In some ways, the situation isn’t all that different from what West Africans faced in 2014. The people of Congo are dealing with same strain of virus (Zaire ebolavirus), and it’s spreading in a similar way. But a lot has changed over past four years—we now have an Ebola vaccine, called rVSV-ZEBOV, for one. Also, the WHO has improved its disaster response after the organization was publicly criticized for its not-so-swift handling of the 2014 crisis in Sierra Leone.

The Ebola virus

But experts are especially concerned about one factor that distinguishes this outbreak from past outbreaks. This time, we’re seeing confirmed cases in Mbandaka, a riverside city with a population of at least 1.2 million people. As Ashish Jha, physician and director of the Harvard Global Health Institute, put it, “rural areas are not so rural anymore.” People travel outside of rural areas and into more populous ones with a higher frequency than they used to.

“I believe this is the new normal,” Jha said. “We should expect that very few outbreaks that start in rural areas will remain there.”

Mbandaka is upstream from the DRC’s capital, Kinshasa, which is home to 10 million. That ups the ante even more. “[The virus] has entered an ‘expressway’ called the Congo River, and the disease and its transmission are just a boat trip away from thousands of people,” said Patricia Abbott, an associate professor at the University of Michigan School of Nursing.

But the availability of an Ebola vaccine is an exciting and important development. While the vaccine isn’t guaranteed to quash the epidemic completely, it did perform very well in a 2016 field trial involving more than 5,000 people in Guinea.

“We now have a vaccine that appears to work,” Jha said. “That has the potential of stopping it from getting truly catastrophic.” He also noted that the WHO response has been much more robust this time around, and the DRC leadership is “doing amazing work with what they have.”

Evidence from past outbreaks suggests that this kind of leadership from the inside—as well as efforts that engage community members in prevention practices—can help contain the disease. The nature of a particular community could make a difference, too.

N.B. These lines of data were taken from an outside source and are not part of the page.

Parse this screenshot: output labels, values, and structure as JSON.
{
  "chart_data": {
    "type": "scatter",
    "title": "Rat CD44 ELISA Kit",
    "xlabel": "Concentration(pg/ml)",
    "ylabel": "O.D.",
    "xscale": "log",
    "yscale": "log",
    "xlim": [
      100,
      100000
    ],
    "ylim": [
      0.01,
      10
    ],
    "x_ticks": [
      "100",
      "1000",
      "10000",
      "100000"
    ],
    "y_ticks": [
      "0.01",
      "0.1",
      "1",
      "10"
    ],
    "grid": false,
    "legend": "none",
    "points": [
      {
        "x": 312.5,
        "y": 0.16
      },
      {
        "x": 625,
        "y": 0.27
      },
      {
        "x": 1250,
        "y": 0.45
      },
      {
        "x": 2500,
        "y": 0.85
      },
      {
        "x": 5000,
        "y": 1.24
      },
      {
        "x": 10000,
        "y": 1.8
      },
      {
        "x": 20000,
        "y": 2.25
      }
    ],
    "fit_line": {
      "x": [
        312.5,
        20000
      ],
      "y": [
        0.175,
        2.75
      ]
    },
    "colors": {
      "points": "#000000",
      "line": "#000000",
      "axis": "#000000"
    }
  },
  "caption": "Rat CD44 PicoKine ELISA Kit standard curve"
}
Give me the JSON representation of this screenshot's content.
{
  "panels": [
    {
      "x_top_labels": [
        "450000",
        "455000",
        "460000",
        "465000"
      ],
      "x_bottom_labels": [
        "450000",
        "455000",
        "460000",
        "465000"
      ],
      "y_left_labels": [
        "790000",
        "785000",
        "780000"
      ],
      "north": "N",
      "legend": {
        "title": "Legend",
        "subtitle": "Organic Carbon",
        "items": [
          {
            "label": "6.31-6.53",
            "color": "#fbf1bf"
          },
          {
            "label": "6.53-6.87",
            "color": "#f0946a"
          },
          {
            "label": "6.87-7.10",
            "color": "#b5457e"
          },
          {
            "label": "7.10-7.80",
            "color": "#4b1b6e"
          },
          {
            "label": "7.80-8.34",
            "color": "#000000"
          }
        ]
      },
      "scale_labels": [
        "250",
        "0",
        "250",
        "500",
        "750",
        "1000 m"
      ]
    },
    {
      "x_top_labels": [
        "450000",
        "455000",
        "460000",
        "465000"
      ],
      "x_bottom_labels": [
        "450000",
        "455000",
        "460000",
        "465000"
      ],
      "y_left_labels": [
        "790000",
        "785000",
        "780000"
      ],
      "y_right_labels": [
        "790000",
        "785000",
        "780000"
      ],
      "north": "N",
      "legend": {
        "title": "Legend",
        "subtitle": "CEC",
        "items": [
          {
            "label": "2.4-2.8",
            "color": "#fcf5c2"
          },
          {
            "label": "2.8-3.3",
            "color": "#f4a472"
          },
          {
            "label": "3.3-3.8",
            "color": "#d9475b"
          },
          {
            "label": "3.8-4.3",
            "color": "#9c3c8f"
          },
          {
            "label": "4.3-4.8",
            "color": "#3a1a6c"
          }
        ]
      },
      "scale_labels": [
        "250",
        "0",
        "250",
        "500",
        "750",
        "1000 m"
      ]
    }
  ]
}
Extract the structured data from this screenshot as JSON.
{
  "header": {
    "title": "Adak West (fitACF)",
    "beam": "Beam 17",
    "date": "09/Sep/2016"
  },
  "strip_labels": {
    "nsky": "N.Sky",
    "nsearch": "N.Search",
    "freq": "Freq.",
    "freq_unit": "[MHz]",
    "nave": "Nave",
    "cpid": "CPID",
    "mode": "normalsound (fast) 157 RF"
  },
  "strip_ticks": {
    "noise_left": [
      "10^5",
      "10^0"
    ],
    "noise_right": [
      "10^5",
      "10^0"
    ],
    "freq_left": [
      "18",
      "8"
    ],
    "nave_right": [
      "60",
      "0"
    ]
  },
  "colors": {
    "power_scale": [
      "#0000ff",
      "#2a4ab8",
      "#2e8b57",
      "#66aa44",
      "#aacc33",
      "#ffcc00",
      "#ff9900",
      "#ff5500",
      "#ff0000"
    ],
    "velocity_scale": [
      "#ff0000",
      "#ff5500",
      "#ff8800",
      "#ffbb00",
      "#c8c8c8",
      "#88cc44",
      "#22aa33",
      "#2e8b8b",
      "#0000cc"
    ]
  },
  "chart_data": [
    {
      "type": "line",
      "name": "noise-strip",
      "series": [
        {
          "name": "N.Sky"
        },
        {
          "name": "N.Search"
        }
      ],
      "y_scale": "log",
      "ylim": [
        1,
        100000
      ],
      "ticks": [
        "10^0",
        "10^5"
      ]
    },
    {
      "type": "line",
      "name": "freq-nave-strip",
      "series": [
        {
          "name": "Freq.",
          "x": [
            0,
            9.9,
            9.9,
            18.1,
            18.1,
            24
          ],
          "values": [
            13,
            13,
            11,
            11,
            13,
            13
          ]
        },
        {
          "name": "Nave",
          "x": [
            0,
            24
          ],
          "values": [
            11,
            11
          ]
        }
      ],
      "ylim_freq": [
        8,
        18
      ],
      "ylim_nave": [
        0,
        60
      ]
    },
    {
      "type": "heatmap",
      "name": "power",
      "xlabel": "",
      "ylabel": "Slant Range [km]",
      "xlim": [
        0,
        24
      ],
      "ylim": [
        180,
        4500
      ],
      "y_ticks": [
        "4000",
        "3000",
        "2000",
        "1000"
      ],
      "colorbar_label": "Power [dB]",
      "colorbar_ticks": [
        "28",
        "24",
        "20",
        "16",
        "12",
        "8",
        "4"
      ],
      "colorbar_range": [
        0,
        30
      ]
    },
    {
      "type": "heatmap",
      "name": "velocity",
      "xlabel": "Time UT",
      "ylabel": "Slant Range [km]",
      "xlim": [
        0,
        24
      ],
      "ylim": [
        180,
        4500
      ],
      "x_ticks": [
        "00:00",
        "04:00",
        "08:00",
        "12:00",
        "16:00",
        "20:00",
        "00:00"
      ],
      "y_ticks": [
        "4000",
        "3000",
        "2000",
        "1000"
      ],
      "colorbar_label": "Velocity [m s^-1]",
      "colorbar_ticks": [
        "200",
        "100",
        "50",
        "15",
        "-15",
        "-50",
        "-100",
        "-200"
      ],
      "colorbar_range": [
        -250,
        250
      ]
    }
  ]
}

“There’s been a fair bit of research that shows that the social ties and bonds that form in a community are often more predictive of resilience than the resources that are there,” said Sue Anne Bell, a clinical associate professor at the University of Michigan School of Nursing. Whether or not the DRC, specifically, qualifies as socially resilient in this way is a difficult question to answer.

All of these factors will determine what plays out over the next few weeks. It’s clear, at least, that emergency teams are scaling up their response and that the vaccine should be able to help ease the outbreak’s severity.

“Where I think the jury is still out is that this is Ebola, and everyone pays attention to Ebola,” Jha said. “The real test for the WHO is how will they respond to other outbreaks that don’t get that much public attention.”